Historic Partnership Promises to Tackle Rapid Urbanisation and Climate Change in the Commonwealth.

The Commonwealth Association of Architects (CAA), including the Royal Institute of British Architects (RIBA), have formed a series of partnerships with commonwealth countries pledging to aid with the challenges of rapid urbanisation and environmental degradation 

This landmark pledge was signed on 5 June 2023 at the UN Habitat assembly in Nairobi. Signatories include trade organisations from Kenya, Australia, Antigua and Barbuda, Barbados, Bangladesh, Pakistan, Canada, the UK, Trinidad and Tobago and Uganda. 

The RIBA has played a notable role in proceedings and is among those who have signed the pledge. Dr Valerie Vaughan-Dick, chief executive of RIBA, said: “This partnership, led by the CAA, is an excellent example of how we, and our counterparts across the world, can use our knowledge, expertise, and influence to make a material difference.” 

This 3-Part Collaboration Plans to:  

  •  Focus on building the capacity of urban stakeholders, particularly in commonwealth countries, that are facing the most urgent challenges to cope with rapid urbanisation and climate change.  
  •  Focus on addressing urban vulnerabilities and positively impacting resource-poor communities in the least developing, low-and middle-income countries. 
  •  Promote the IFC’s ‘Designing for Greater Efficiency’ (DfGE) course among the CAA’s extensive network of teaching faculty, students and built environment professionals. 

The Challenge this Partnership Tackles

Rapid urbanisation is a growing threat in the face of the worsening climate crisis. Over 65% of the world’s population is predicted to live in cities by 2050. The UN estimates that nearly 50% of projected global population growth will be in commonwealth countries, many of which are the most at risk of climate-related issues on the Climate Vulnerability Index. 

Rapid urbanisation raises concerns over the ‘capacity gaps’ of local and national governments in their ability to cope with rising demand for land, housing, infrastructure and basic urban services. These gaps would lead to unplanned and unregulated urban infrastructure expansion that could prove disastrous for local communities.

Such pressures will likely create socioeconomic instability without effective management and sufficient resources. The climate crisis exacerbates these issues as ecosystem instability will continue to create losses in Ecosystem Services that many local populations rely on for their well-being and livelihood. This building crisis is placing pressure from all angles on developing nations, which are some of the most socioeconomically vulnerable. 

Climate Inequity | Samson et al. 2011

Climate inequity has long raised questions over the responsibility of more developed nations to aid nations most in need of it. Pledges such as this promise to fulfil these responsibilities by facilitating the sustainable development of more vulnerable nations without hindering their progress.   

The collaboration aims to provide the much-needed expertise and management from architects and planners to help cope with the growing pressures of rapid urbanisation.  

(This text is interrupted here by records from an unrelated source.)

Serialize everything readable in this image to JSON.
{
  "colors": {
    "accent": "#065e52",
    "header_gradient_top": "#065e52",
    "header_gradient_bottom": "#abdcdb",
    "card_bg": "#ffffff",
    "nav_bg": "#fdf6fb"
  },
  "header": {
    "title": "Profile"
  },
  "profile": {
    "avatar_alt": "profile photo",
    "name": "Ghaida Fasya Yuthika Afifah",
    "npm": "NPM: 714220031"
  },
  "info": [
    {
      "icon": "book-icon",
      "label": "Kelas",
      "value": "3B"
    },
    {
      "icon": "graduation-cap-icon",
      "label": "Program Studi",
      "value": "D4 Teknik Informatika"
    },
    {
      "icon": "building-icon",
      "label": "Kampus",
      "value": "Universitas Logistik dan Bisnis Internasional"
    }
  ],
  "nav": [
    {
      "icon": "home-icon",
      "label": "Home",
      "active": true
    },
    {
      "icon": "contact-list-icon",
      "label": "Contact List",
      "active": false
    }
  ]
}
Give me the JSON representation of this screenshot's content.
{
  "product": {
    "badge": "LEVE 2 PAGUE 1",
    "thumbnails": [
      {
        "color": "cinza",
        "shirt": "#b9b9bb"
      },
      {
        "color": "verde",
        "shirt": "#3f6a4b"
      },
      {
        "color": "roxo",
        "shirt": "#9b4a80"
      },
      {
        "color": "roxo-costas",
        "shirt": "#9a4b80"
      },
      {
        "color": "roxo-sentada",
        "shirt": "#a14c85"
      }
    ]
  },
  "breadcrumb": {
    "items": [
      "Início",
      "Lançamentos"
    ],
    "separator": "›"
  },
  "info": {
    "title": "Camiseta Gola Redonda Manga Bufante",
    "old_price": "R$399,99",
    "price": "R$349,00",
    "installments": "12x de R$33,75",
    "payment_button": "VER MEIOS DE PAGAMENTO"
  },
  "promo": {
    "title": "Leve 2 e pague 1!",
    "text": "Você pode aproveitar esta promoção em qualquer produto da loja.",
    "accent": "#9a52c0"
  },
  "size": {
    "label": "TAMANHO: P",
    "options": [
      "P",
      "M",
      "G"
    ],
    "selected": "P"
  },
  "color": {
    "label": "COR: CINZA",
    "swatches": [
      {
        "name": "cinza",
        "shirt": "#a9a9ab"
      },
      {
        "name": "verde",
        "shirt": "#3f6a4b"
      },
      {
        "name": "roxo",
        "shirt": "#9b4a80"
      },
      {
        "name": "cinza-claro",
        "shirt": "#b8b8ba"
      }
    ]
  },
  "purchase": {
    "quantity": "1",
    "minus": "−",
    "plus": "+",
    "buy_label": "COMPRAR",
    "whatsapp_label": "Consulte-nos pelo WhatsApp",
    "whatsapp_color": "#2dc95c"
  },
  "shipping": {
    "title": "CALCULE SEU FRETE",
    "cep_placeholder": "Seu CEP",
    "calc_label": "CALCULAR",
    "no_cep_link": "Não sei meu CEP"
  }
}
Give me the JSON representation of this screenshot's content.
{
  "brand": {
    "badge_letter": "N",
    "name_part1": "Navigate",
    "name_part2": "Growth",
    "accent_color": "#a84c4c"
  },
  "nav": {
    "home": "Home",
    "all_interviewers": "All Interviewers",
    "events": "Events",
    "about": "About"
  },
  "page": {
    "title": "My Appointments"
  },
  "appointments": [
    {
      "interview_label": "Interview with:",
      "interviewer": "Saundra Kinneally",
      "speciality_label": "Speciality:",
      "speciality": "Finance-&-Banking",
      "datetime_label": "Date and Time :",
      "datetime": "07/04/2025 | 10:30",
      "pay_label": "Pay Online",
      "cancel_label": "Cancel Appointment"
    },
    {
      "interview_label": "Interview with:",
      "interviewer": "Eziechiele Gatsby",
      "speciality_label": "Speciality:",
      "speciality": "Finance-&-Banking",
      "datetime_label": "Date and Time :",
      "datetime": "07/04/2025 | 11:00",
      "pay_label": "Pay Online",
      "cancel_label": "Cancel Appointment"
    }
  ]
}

Uganda has around 250 architects and 100 planners active in the country. This is for a population of 48 million with an urbanisation rate of 6%. For comparison, the UK has 41500 architects and 22000 planners for a population of 67 million, urbanising at a rate of 1%. 

 The Pact Plans to Take a Series of Measures to Assure the Resilience of these Nations, Including: 

  • Strengthening links between policy, education and sustainable urbanisation practices. 
  • Improving engagement and communication between urban stakeholders at local, regional and national levels. 
  • Participating in research agendas on urban law, human rights and climate justice. 
  • Sharing skills and knowledge on urban planning and climate-focused reform, including passing on tools and data sources such as urban lex across the commonwealth. 

These measures align with resolutions made by the UN habitat assembly in 2019 relating to their urban agenda for sustainable development. 

CAA President Peter Oborn said: “Only by working together in this way will we be able to confront the challenges we face and the Commonwealth, with its shared values, provides the perfect platform from which to do so.” 

Hopefully, the initiative is the start of many future collaborations that aim to deal with the issues related to the climate crisis and rapid urbanisation.